The characteristics of various transformations in time domain and frequency domain
Fourier series (FS: Fourier series): time domain periodic continuous signal, frequency domain discrete aperiodic signal
Fourier transform (FT: Fourier transform): time domain aperiodic continuous signal, frequency domain continuous aperiodic signal
Discrete Time Fourier Transform (DTFT) : discrete time Fourier transform: discrete time domain aperiodic signal, frequency domain periodic continuous signal
Discrete Fourier transform (DFT: discrete Fourier transform): time domain discrete periodic signal, frequency domain periodic discrete signal
Knowledge points
1. Understand the definitions of continuous-time signals and discrete-time signals. Discrete-time signals are obtained by sampling the continuous-time signals at equal periods and expressed in discrete time series. Among them, the discrete time sequence x(n) is subjected to DTFT (Discrete Fourier Transform) to obtain the frequency domain signal, where w represents the digital angular frequency, pay attention to the difference with the analog angular frequency.

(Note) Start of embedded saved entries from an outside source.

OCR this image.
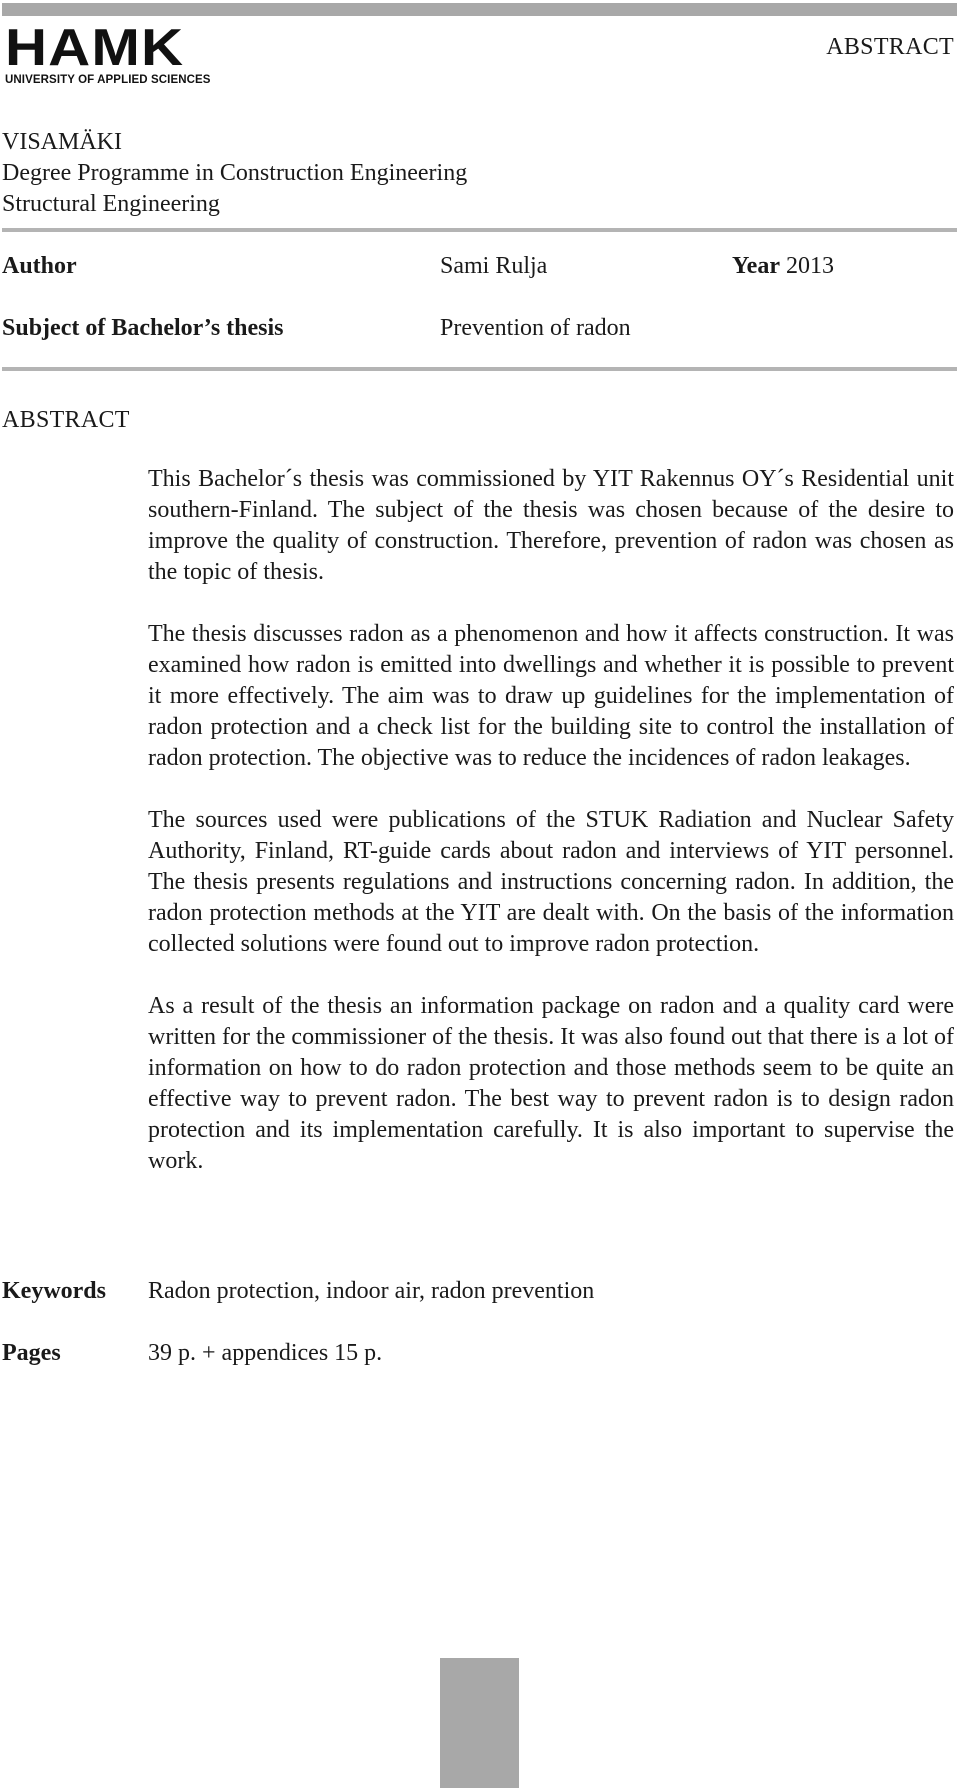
HAMK
UNIVERSITY OF APPLIED SCIENCES
ABSTRACT
VISAMÄKI
Degree Programme in Construction Engineering
Structural Engineering
Author	Sami Rulja	Year 2013
Subject of Bachelor’s thesis	Prevention of radon
ABSTRACT

This Bachelor´s thesis was commissioned by YIT Rakennus OY´s Residential unit southern-Finland. The subject of the thesis was chosen because of the desire to improve the quality of construction. Therefore, prevention of radon was chosen as the topic of thesis.

The thesis discusses radon as a phenomenon and how it affects construction. It was examined how radon is emitted into dwellings and whether it is possible to prevent it more effectively. The aim was to draw up guidelines for the implementation of radon protection and a check list for the building site to control the installation of radon protection. The objective was to reduce the incidences of radon leakages.

The sources used were publications of the STUK Radiation and Nuclear Safety Authority, Finland, RT-guide cards about radon and interviews of YIT personnel. The thesis presents regulations and instructions concerning radon. In addition, the radon protection methods at the YIT are dealt with. On the basis of the information collected solutions were found out to improve radon protection.

As a result of the thesis an information package on radon and a quality card were written for the commissioner of the thesis. It was also found out that there is a lot of information on how to do radon protection and those methods seem to be quite an effective way to prevent radon. The best way to prevent radon is to design radon protection and its implementation carefully. It is also important to supervise the work.

Keywords Radon protection, indoor air, radon prevention
Pages	39 p. + appendices 15 p.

2. The necessary and sufficient condition for a stable system is that the impulse response is absolutely summable. The definition of a causal system: the output of the system is only related to the current input or the previous input, and has nothing to do with the subsequent input; therefore, the necessary and sufficient condition is h(n)=0, When n<0; pay attention to the difference between FIR system and IIR system: use the difference equation to express the system, FIR has no feedback, and IIR has feedback.

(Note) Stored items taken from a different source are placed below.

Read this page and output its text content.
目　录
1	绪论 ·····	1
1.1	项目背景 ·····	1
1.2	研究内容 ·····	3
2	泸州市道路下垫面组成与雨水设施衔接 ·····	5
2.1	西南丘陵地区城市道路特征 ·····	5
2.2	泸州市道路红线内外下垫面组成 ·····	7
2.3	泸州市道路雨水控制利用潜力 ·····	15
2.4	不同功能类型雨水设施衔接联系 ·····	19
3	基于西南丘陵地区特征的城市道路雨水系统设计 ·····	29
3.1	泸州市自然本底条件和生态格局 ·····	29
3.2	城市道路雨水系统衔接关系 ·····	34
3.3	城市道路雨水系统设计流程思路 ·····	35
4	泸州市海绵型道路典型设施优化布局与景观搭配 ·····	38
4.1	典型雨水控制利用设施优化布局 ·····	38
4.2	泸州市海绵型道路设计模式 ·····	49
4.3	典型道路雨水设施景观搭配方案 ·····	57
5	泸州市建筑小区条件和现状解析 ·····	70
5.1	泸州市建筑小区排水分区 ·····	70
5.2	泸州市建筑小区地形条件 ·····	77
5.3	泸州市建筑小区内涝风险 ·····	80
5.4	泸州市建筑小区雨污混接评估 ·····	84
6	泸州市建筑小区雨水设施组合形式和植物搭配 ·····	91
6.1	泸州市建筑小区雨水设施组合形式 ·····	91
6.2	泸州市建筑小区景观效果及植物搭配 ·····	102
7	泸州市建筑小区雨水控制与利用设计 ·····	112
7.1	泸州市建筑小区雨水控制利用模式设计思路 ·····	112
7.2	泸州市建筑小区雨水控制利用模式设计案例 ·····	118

3. For discrete periodic sequences, DFS is performed to obtain frequency domain signals, where frequency domain signals are also periodic; for discrete non-periodic finite-length signals, DFT is performed to obtain frequency domain signals, which can be obtained by period extension to obtain a periodic sequence, which is understood as The main value interval of the DFS sequence.
4. The analog signal needs to be sampled and sent to the computer for processing. The sampled signal is different from a discrete time sequence. The sampled signal spectrum is a periodic shift of the original signal spectrum. The shift interval is the sampling frequency, and then the simulation is restored through an anti-aliasing low-pass filter The signal can be proved by formula derivation.